Gobuster is a tool used to brute-force:

  • URIs (directories and files) in web sites.
  • DNS subdomains (with wildcard support).
  • Virtual Host names on target web servers.

Dir mode

To find directories and files

Syntax:

gobuster dir -u -w -x

Example:

gobuster dir -u http://workers.htb -w /usr/share/dirbuster/wordlists/directory-list-2.3-medium.txt -x php,php3,html

vhost mode

Check if subdomain exists by visiting url and verifying the IP address

Sintaxis:

gobuster vhost -v -w -u -o

Example:

gobuster vhost -v -w /home/username/SecLists/Discovery/DNS/subdomains-top1million-5000.txt -u http://workers.htb -o vhosts.txt

Examples of results:

Missed: pgadmin.worker.htb (Status: 200) [Size: 703]

Missed: web3.worker.htb (Status: 200) [Size: 703]

Found: abc.worker.htb (Status: 200) [Size: 6495]

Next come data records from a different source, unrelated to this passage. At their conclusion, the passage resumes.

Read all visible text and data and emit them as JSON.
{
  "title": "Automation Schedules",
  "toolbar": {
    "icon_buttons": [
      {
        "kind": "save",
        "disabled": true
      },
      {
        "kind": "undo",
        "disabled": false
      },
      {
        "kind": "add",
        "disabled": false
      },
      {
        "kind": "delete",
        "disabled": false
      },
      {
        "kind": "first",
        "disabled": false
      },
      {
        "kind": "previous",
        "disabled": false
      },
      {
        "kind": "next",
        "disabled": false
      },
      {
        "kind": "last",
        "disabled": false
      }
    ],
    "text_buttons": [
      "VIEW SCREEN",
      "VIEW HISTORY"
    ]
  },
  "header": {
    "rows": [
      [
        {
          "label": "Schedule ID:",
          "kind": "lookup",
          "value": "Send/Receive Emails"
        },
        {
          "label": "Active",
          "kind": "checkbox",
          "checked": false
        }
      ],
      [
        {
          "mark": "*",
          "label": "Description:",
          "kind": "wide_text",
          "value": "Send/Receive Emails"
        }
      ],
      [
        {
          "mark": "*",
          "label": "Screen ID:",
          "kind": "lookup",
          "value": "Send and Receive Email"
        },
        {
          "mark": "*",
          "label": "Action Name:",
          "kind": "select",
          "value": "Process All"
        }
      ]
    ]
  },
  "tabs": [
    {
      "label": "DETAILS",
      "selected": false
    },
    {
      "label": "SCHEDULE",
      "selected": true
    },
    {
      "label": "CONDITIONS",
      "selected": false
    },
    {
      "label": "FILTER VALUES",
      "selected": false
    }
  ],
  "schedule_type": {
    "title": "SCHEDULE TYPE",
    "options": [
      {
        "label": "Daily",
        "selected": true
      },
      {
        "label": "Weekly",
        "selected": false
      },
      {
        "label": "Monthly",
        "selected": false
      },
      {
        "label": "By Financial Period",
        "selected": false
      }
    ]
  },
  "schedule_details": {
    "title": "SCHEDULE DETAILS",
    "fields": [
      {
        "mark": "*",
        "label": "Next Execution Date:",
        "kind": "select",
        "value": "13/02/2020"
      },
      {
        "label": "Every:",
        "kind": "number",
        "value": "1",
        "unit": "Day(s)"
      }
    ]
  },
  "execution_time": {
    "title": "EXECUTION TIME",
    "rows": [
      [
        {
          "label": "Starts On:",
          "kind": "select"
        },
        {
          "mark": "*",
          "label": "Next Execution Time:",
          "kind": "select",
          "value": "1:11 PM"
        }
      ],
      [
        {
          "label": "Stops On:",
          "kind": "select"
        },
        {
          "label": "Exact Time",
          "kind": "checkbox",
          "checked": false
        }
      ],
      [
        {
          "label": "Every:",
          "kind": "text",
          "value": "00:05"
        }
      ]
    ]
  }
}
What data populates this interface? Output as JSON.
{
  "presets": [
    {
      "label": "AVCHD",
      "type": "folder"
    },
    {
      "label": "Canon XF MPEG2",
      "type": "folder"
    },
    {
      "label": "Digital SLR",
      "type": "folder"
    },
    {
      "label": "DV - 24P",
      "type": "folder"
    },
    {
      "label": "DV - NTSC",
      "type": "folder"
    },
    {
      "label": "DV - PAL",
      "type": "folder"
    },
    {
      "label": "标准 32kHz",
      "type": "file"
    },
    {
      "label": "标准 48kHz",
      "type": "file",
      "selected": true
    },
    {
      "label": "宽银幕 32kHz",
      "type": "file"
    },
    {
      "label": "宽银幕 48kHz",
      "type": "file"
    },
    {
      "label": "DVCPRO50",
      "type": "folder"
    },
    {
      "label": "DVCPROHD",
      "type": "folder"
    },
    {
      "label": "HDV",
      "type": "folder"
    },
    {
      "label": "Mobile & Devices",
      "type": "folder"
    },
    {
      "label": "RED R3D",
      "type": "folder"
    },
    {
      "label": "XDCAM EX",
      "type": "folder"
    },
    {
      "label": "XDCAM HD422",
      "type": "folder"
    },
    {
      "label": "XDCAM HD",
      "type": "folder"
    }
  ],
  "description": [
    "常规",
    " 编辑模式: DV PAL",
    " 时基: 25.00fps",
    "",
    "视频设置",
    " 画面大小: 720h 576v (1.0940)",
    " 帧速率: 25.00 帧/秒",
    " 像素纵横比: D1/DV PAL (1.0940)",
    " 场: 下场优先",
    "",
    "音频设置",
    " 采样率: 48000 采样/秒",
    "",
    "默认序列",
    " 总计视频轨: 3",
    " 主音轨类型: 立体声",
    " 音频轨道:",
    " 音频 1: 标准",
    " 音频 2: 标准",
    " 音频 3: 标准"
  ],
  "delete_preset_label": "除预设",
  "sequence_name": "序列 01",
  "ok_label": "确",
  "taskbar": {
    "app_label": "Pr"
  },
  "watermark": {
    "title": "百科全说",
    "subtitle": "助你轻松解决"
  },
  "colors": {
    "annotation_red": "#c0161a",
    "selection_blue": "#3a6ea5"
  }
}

Found: def.worker.htb (Status: 200) [Size: 16045]

dns mode

To find subdomains in a specific domain

Syntax

gobuster dns -d -w -i

Example:

gobuster dns -d workers.htb -w /home/username/SecLists/Discovery/DNS/subdomains-top1million-5000.txt -i

Common Parameters

  • -fw – force processing of a domain with wildcard results.
  • -np – hide the progress output.
  • -m  – which mode to use, either dir or dns (default: dir).
  • -q – disables banner/underline output.
  • -t  – number of threads to run (default: 10).
  • -u <url/domain> – full URL (including scheme), or base domain name.
  • -v – verbose output (show all results).
  • -w  – path to the wordlist used for brute forcing (use – for stdin).

Dir mode Parameter

  • -a  – specify a user agent string to send in the request header.
  • -c  – use this to specify any cookies that you might need (simulating auth).
  • -e – specify the extended mode that renders the full URL.
  • -f – append / for directory brute forces.
  • -k – Skip verification of SSL certificates.
  • -l – show the length of the response.
  • -n – “no status” mode, disables the output of the result’s status code.
  • -o  – specify a file name to write the output to.
  • -p  – specify a proxy to use for all requests (scheme much match the URL scheme).
  • -r – follow redirects.
  • -s  – comma-separated set of the list of status codes to be deemed a “positive” (default: 200,204,301,302,307).
  • -x  – list of extensions to check for, if any.
  • -P  – HTTP Authorization password (Basic Auth only, prompted if missing).
  • -U  – HTTP Authorization username (Basic Auth only).
  • -to  – HTTP timeout. Examples: 10s, 100ms, 1m (default: 10s).

DNS mode Parameters

  • -cn – show CNAME records (cannot be used with ‘-i’ option).
  • -i – show all IP addresses for the result.